Les compagnies de réassurance sont essentiellement des compagnies d'assurance qui assurent les compagnies d'assurance. Mais ces dernières années, les réassureurs ont reconnu que leurs modèles de risque n’étaient plus précis et ont augmenté leurs tarifs en conséquence. La réassurance de biens à elle seule a augmenté de 35 % en 2023.
La réassurance n’est pas non plus très adaptée à la couverture des risques secondaires. Le modèle de réassurance traditionnel se concentre sur les catastrophes majeures et rares, telles que les ouragans et les tremblements de terre dévastateurs.

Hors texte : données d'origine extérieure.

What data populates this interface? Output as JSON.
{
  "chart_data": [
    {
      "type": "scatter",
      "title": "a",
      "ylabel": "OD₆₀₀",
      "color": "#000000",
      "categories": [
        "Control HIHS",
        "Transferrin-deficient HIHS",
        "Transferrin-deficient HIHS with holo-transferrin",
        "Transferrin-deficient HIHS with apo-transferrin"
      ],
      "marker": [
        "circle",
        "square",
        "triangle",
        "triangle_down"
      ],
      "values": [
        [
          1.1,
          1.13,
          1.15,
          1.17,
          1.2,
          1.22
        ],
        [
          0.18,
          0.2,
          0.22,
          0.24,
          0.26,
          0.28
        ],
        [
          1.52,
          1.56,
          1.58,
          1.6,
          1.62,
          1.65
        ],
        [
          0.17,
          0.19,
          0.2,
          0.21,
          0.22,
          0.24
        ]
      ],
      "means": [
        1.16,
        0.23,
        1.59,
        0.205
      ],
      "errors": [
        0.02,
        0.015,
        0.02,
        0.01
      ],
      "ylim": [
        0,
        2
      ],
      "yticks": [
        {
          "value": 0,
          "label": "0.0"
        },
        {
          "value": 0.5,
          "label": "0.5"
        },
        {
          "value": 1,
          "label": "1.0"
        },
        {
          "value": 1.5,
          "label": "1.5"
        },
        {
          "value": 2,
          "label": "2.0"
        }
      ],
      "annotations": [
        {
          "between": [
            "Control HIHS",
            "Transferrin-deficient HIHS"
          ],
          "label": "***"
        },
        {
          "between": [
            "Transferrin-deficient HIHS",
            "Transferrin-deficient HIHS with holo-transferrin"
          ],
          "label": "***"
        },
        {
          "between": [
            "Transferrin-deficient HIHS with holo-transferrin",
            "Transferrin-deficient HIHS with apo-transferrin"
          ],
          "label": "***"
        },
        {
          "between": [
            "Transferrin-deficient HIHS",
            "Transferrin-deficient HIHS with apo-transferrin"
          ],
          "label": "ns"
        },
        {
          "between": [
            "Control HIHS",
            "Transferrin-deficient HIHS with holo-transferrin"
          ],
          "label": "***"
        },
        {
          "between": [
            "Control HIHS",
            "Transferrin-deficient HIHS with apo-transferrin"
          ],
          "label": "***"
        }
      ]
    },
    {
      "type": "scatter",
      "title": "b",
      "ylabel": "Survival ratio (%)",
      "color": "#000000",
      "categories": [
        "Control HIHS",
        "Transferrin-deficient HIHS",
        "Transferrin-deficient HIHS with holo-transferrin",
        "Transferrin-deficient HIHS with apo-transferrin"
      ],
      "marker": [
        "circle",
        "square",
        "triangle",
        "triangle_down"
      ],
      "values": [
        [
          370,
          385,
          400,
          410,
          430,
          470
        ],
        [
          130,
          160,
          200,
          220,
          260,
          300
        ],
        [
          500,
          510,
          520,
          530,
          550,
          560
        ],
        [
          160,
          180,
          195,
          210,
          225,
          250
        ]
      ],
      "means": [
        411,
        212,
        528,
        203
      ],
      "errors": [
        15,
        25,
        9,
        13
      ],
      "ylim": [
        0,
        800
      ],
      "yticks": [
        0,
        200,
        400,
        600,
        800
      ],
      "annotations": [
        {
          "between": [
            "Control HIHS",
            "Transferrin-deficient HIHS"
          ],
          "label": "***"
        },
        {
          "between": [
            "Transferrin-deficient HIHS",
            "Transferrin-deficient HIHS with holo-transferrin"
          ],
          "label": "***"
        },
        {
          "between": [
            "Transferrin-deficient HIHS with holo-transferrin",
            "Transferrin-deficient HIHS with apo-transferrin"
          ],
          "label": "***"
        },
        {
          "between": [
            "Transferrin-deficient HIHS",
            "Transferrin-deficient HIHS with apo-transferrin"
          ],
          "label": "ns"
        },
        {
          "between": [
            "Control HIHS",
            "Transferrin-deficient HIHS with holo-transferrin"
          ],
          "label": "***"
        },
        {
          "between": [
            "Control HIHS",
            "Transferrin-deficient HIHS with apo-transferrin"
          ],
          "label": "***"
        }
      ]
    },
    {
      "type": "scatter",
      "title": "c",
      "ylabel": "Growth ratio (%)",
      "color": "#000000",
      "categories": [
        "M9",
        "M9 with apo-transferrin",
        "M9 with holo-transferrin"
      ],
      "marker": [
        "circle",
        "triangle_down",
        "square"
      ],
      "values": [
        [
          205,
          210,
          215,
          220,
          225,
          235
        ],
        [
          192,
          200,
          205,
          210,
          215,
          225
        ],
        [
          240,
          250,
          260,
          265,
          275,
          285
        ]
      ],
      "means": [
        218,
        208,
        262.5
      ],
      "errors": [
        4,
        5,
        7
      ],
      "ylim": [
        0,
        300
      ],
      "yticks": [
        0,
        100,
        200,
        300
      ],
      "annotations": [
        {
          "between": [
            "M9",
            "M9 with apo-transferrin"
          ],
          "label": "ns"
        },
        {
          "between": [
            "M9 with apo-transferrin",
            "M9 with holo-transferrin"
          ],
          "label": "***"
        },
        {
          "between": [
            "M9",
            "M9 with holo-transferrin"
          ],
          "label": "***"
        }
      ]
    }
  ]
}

Les cartes illustrent les pertes moyennes dues aux seules inondations et les augmentations attendues d’ici le milieu du siècle. Aux États-Unis, environ 90 % des catastrophes sont dues à des inondations, mais seulement 6 % des propriétaires américains disposent d’une assurance contre les inondations. Cinquième évaluation nationale du climat
Comme alternative, certains assureurs s’orientent vers une assurance paramétrique, qui prévoit un paiement prédéfini si un événement atteint ou dépasse un seuil d’intensité prédéfini. Ces polices sont moins coûteuses pour les consommateurs car les indemnisations sont plafonnées et couvrent des événements tels qu'un tremblement de terre de magnitude 7, des pluies excessives sur une période de 24 heures ou un ouragan de catégorie 3 dans une zone géographique définie. Les limites permettent aux assureurs de proposer une forme d’assurance moins coûteuse et moins susceptible de perturber gravement leurs finances.
Protéger le consommateur
Bien entendu, les assureurs n’opèrent pas dans un marché entièrement libre. Les régulateurs nationaux des assurances évaluent les propositions des compagnies d'assurance visant à augmenter les tarifs et les approuvent ou les refusent.
Le secteur des assurances en Caroline du Nord, par exemple, où l'ouragan Helene a causé des dégâts catastrophiques, plaide pour une augmentation des primes des propriétaires de plus de 42 % en moyenne, allant de 4 % dans certaines parties des montagnes à 99 % dans certaines zones riveraines.
Si une augmentation de taux est refusée, cela pourrait obliger un assureur à simplement se retirer de certains secteurs du marché, à résilier des polices existantes ou à refuser d’en souscrire de nouvelles lorsque leur « ratio de sinistres » – le rapport entre les sinistres payés et les primes collectées – devient trop élevé pour trop de clients. long.
Depuis 2022, sept des 12 principales compagnies d’assurance ont soit réduit leurs polices d’assurance habitation existantes, soit arrêté d’en vendre de nouvelles sur le marché californien des propriétaires, sujet aux incendies de forêt, et un nombre égal s’est retiré du marché de Floride en raison du coût croissant des ouragans.
Pour endiguer cette vague, la Californie réforme sa réglementation afin d'accélérer le processus d'approbation des augmentations de tarifs et de permettre aux assureurs de faire valoir leurs arguments en utilisant des modèles climatiques pour évaluer plus précisément les risques d'incendies de forêt.
La Floride a institué des réformes réglementaires qui ont réduit les litiges et les coûts associés et a supprimé 400 000 polices d'assurance du programme d'assurance géré par l'État. Ainsi, huit compagnies d’assurance y sont entrées sur le marché depuis 2022.
Regarder vers l'avenir
Les solutions à la crise croissante de l’assurance concernent également la manière et le lieu où les gens construisent. Les codes du bâtiment peuvent exiger des maisons plus résilientes, un peu comme les normes de sécurité incendie ont accru l’efficacité de l’assurance il y a plusieurs décennies.
Selon une estimation, investir 3,5 milliards de dollars pour rendre les deux tiers des foyers américains non conformes aux normes plus résistants aux tempêtes pourrait permettre aux assureurs d'économiser jusqu'à 37 milliards de dollars d'ici 2030.
En fin de compte, si l’accessibilité et la pertinence de l’assurance continuent de se dégrader, les prix de l’immobilier commenceront à baisser dans les zones exposées. Ce sera le signe le plus tangible que le changement climatique entraîne une crise d’assurabilité qui perturbe la stabilité financière au sens large.